I have a similar rule: don't let AI touch my code. I use it the old (and maybe unproductive) way outside my IDE, by typing directly into a browser. At least, that way I'm kind of forced to copy, paste and make what AI gives me work with my code.

I'd like to think of AI as a powerful calculator, it only makes you fast, but you have to know what to compute.

ellipsis-apps • Oct 12 '25

The first assessment I've read that agrees w/ my experience trying to use the tool...

Michal Harcej • Oct 10 '25 • Edited

Set the rules at the beginning

Establishing rules at the beginning has proven to be very useful and helpful.

Below is a set of rules I'm implementing and awaiting confirmation.
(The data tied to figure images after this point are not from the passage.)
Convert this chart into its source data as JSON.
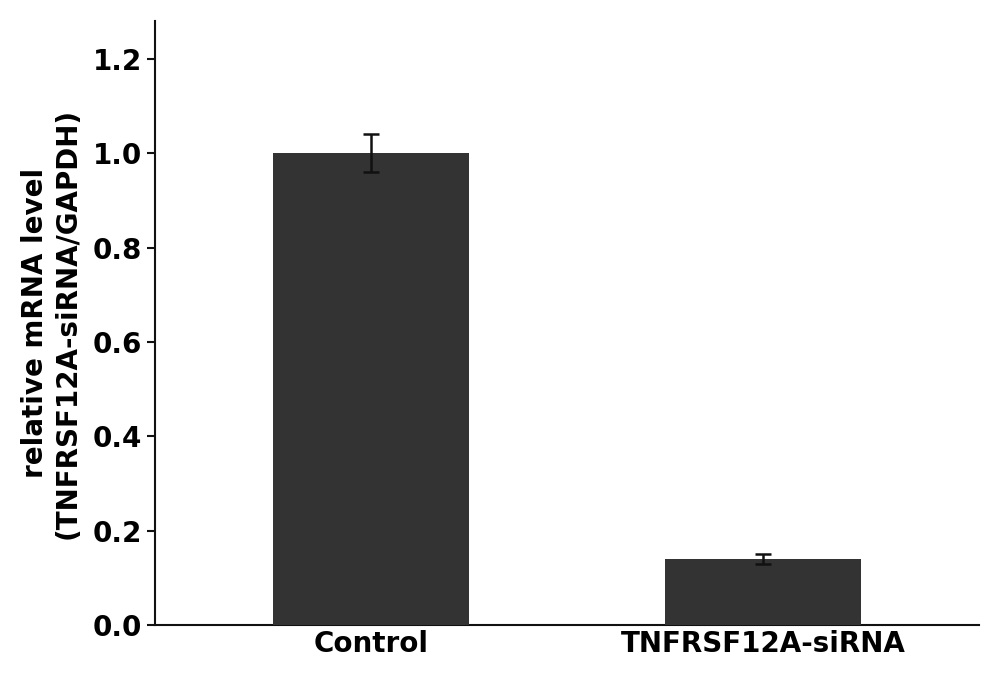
{
  "categories": [
    "Control",
    "TNFRSF12A-siRNA"
  ],
  "values": [
    1.0,
    0.14
  ],
  "errors": [
    0.04,
    0.01
  ],
  "bar_color": "#333333",
  "bar_width": 0.5,
  "ylabel_line1": "relative mRNA level",
  "ylabel_line2": "(TNFRSF12A-siRNA/GAPDH)",
  "ylim": [
    0.0,
    1.28
  ],
  "yticks": [
    0.0,
    0.2,
    0.4,
    0.6,
    0.8,
    1.0,
    1.2
  ],
  "background_color": "#ffffff",
  "tick_fontsize": 20,
  "label_fontsize": 20,
  "error_capsize": 6,
  "error_linewidth": 1.8,
  "error_color": "#111111",
  "font_weight": "bold"
}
This works quite well, although it needs to be repeated throughout the session:

I am expecting an assistant 👩‍🔧 who:

📁 Respects my project structure

🔒 Keeps secrets out of code

🧠 Reads and agree before acting

🪙 Do not waste tokens for multiple step output (1 step at the time and wait for confirmation)

🧰 Inform and advice backs up before critical changes.

📄 Document the work

🛠️ Fixes with surgical DevOps care, not brute force

🧭 Mapped my project tree from the start

📖 Read all the key code files (which I am providing not 10 lines)

🧪 Proposed changes as diffs, not overwrites

🧱 Rebuilt the container incrementally, validating each fix

🤔 Who base his work on facts not an assumptions.

🎓 Someone who wants to learn about my Project and doesn't assume that he knows everything as my work often is very unique and complex

✂️ He does not cut corners at the expense of the project, but on the contrary

😀 No use of emojis in the code

⚒️💡 He is not afraid of challenges if it can bring benefits to the project

🤝 Agreed on the terms, looking forward to our collaboration

Let me know if it works for you.

Samuel Ferreira da Costa • Oct 8 '25

I learn this with the worst case possible. Really, we are devs, GPT doesn't.

Michal Harcej • Oct 8 '25

Share your story, Samuel. May everyone learn from your shared experiences.

Samuel Ferreira da Costa • Oct 9 '25

I get a client with a short deadline to a project, so i decide to use Codex to review and to create critical functions for the project, hoping to meet the deadline. Conclusion: The project became extremely polluted, with non-functional/clean code, far from good practices, and unfortunately, I lost the client and a good opportunity. I am a good developer, but at that moment I forgot this: easy come, easy go.

Aleksei • Oct 8 '25

Good read and something very relatable. Have stepped on that landline quite a few times, especially during the early stages of AI integrations in IDEs, instead of improved velocity ended up with tons of headache.

AI is just a tool, you have to learn how to use it and the more you do the better you become at it, I learned it the hard way, hopefully this post will help at least few people to grasp the dangers and work with AI more thoughtfully without assumptions that it is some all-knowing uber-intelligence

Michal Harcej • Oct 8 '25

Exactly — couldn’t agree more.
It really comes down to how we use the tool, not whether the tool itself is “good” or “bad.” Early on, I treated AI like a junior dev who just needed the right prompt — but it’s more like a super-autocomplete that occasionally hallucinates confidence.

Once you shift from “trusting” it to collaborating with it — verifying, testing, and using it to expand perspective instead of outsource thinking — it becomes genuinely valuable.
The hard lessons you mentioned are the same ones that end up teaching the best practices.

Milica Maksimovic • Oct 8 '25

Thankfully we can now use AI to fix AI - dev.to/qatech/vibe-coding-meets-ai...

Michal Harcej • Oct 8 '25

That’s an interesting angle — using AI to fix AI feels a bit like teaching the mirror to notice its own reflection. 😄
In some ways it works — AI can definitely help detect inconsistencies, optimize patterns, or catch what humans might overlook.
But the real progress comes when there’s still a human in the loop, guiding the context and sanity-checking the output. Otherwise, it’s just one model confidently correcting another’s imagination.